The USS The Sullivans took on water and began listing in its place Thursday at the Buffalo and Erie County Naval and Military Park.

A decommissioned U.S. Navy destroyer which has served for generations as a popular Buffalo waterfront attraction was taking on water late Wednesday and by Thursday began listing near its starboard stern.

The USS The Sullivans, named in memory of five brothers killed in action in World War II, is one of three decommissioned vessels which are centerpieces of the Buffalo and Erie County Naval and Military Park.

Divers were in the water Thursday morning, and pumpers were ejecting an estimated 12,000 to 13,000 gallons of water per minute. Park president and chief executive officer Paul Marzello told WBFO they believed they had reached a point of equilibrium, but were continuing to monitor closely for developments.

Buffalo Fire, Buffalo Police, the US Coast Guard and US Department of Homeland Security were among the agencies at the scene landing assistance. Because the ship is decommissioned, the US Navy is not expected to assist. But Marzello noted that many military and veteran volunteers have offered their services.

It was already known the Sullivans’ hull, due to its age and the years of wear and tear it endured from Buffalo winters, was in need of repair.
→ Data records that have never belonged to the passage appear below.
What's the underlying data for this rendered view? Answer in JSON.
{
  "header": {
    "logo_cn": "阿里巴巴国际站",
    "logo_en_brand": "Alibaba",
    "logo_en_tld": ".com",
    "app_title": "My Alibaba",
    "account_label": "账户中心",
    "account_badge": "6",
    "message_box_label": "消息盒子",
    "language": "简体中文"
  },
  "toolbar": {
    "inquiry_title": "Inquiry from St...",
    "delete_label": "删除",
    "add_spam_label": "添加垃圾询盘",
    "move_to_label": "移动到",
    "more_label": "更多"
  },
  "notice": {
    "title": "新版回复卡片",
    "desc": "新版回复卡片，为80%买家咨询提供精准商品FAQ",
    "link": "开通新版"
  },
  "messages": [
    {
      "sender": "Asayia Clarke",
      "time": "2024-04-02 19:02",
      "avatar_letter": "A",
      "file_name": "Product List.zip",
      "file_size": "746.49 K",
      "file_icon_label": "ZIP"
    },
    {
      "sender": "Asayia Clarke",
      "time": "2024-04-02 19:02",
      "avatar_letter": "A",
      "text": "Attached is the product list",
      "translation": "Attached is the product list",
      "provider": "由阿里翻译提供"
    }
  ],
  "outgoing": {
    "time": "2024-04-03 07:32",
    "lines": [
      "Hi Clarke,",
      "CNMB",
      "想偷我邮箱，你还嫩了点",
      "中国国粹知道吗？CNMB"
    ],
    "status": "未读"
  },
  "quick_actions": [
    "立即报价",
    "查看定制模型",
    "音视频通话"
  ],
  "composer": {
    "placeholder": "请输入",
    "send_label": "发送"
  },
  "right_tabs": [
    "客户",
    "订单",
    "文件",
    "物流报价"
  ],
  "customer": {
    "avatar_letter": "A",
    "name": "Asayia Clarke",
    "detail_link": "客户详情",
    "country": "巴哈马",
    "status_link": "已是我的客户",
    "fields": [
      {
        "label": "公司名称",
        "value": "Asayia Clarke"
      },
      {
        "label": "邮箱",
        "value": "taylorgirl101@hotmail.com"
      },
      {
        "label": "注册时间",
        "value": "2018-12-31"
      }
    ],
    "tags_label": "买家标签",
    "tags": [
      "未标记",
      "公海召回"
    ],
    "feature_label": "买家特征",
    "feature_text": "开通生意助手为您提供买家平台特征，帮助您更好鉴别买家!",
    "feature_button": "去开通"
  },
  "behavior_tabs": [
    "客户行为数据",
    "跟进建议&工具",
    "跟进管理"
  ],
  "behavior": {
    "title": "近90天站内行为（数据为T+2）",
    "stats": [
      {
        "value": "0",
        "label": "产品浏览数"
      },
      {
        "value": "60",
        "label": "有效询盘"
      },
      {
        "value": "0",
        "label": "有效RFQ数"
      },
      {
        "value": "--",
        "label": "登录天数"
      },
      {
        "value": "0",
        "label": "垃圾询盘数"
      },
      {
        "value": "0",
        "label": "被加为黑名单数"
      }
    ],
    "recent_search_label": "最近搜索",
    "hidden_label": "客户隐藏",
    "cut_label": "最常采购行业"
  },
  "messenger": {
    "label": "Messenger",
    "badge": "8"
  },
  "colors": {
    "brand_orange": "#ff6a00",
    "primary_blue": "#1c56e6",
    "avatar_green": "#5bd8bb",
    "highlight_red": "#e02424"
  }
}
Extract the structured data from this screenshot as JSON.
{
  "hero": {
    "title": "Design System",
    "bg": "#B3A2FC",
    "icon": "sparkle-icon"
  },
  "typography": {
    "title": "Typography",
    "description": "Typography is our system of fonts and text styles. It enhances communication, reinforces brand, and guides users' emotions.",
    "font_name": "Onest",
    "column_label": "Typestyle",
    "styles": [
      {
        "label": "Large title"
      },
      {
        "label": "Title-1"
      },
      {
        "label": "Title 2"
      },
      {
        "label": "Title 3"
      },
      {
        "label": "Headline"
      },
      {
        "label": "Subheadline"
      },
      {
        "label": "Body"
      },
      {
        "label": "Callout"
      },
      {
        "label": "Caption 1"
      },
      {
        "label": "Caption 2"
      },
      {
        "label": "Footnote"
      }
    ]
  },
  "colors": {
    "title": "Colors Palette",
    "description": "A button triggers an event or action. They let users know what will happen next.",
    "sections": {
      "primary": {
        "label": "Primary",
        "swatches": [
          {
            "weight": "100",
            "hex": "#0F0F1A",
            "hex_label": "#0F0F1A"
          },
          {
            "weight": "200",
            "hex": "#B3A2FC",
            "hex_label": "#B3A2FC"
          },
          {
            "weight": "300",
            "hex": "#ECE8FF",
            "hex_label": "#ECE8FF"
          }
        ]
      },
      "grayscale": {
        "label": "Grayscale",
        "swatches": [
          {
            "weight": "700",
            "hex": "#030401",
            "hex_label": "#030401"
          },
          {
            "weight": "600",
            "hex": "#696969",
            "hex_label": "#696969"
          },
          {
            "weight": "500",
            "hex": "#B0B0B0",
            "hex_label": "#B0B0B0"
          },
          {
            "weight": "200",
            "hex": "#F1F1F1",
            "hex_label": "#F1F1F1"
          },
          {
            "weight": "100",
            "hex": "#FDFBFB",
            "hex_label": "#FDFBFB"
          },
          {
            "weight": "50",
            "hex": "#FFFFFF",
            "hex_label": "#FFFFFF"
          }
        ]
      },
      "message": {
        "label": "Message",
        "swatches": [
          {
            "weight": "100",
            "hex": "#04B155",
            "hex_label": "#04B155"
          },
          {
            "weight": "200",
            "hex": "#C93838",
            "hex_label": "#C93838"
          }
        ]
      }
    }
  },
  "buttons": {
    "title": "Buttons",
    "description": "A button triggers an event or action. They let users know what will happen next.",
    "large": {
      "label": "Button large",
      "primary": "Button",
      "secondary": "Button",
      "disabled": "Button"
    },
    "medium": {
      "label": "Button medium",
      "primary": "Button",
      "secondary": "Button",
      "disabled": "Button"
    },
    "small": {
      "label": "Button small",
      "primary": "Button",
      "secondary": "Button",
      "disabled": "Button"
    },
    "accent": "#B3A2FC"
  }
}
A campaign was launched to raise the funds needed to conduct the repairs.

“We did a whole survey probably two and a half years ago. So we understood exactly what the anticipated problems could be. However, once we got divers in the water, and that’s last summer, we found out that the hole was probably in worse shape than we thought,” Marzello said. “They started the work on it last summer, I’m going to say late August, September. In October they had to pull their operations out, because the water temperature dipped below 54 degrees. And that was the magic temperature in which the epoxy needs to be able to adhere to the steel. So with that temperature dropping below that temperature, the operation ceased.”

Ironically, the repair project was scheduled to resume Monday, April 18. Those conducting the repairs were notified Thursday and brought in sooner.

The USS The Sullivans has been a destination for decades for tourists, school students, scout troops, veterans, and many other visitors. Two other decommissioned ships are docked in the immediate vicinity of the Sullivans, the light cruiser USS Little Rock and the submarine USS Croaker. When asked by WBFO about whether those ships’ hulls were also raising concerns, Marzello says the Little Rock, having a thicker hull, was in better shape. The Croaker, meanwhile, underwent an evaluation several weeks ago, and the park is putting together a plan to preserve that vessel.

In the meantime, Marzello stated the wind and water level were not the most ideal for crews working to save the USS The Sullivans from further listing, but personnel were working through them, determined to save the vintage ship.

“Failure is not an option. We have work to do,” he said.